WGBH is one of Boston’s last sacred cows, its status as a civic icon as fixed in the collective imagination as that of Harvard, Mass General, and the Boston Pops. Who could take issue with a revered local enterprise that gave us Julia Child, The Victory Garden, and Antiques Roadshow and now produces one-third of PBS’s programming, including such gems as Frontline, Nova, Masterpiece, and The American Experience?
Liberals could and should.
Decades of interminable pledge-week pitches painting PBS as a national treasure entitled to taxpayer support have numbed the critical-thinking skills of what remains of the political left. There is no question that WGBH, and PBS in general, produces compelling, important work that’s in the public interest. But then, so does the Boston Globe, and no one who believes in journalistic independence would endorse the idea of that newspaper, or any other, accepting government subsidies. For the same reason, it is time to wean PBS from its reliance on taxpayer dollars — especially when the frenetic budget-slashing in Congress this spring threatens everything from fuel assistance for the poor to financial aid for debt-burdened college students.
Free-spending WGBH, in particular, has forfeited any claim to a public subsidy.
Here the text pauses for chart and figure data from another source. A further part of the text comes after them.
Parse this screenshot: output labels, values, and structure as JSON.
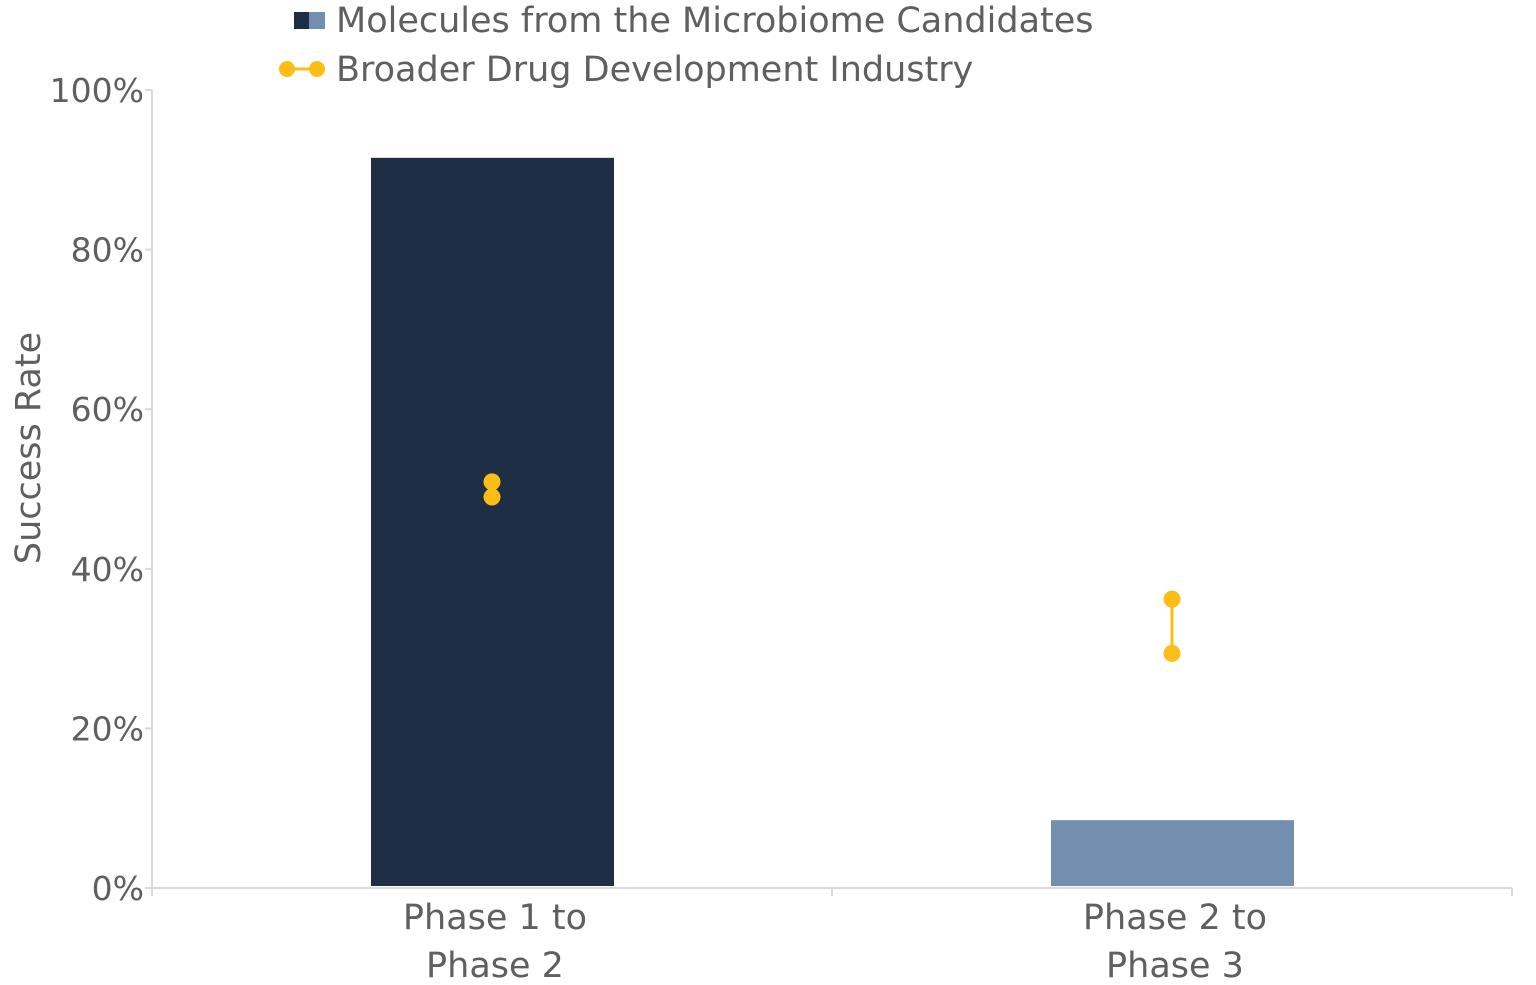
{
  "chart_data": {
    "type": "bar",
    "categories": [
      [
        "Phase 1 to",
        "Phase 2"
      ],
      [
        "Phase 2 to",
        "Phase 3"
      ]
    ],
    "ylabel": "Success Rate",
    "ylim": [
      0,
      100
    ],
    "yticks": [
      "0%",
      "20%",
      "40%",
      "60%",
      "80%",
      "100%"
    ],
    "ytick_values": [
      0,
      20,
      40,
      60,
      80,
      100
    ],
    "grid": false,
    "legend_position": "top",
    "series": [
      {
        "name": "Molecules from the Microbiome Candidates",
        "type": "bar",
        "values": [
          91.5,
          8.5
        ],
        "colors": [
          "#1e2e44",
          "#738faf"
        ]
      },
      {
        "name": "Broader Drug Development Industry",
        "type": "range",
        "low": [
          49.0,
          29.4
        ],
        "high": [
          50.9,
          36.2
        ],
        "color": "#fbbd16"
      }
    ]
  }
}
The behemoth in Brighton — its new 309,000-square-foot headquarters covers two city blocks — relies on the same municipal services as the small neighboring businesses along Market Street. But unlike them, as the Boston Herald has noted, WGBH has not paid the city a cent for fire and police protection or snow removal since 2007. Yes, it is tax exempt. But the station is supposed to pay Boston through the Payment in Lieu of Taxes (PILOT) program. The check WGBH cut in 2007 for $10,517, according to the Herald, was a tad less than the $245,000 the program calculated it should receive from the station.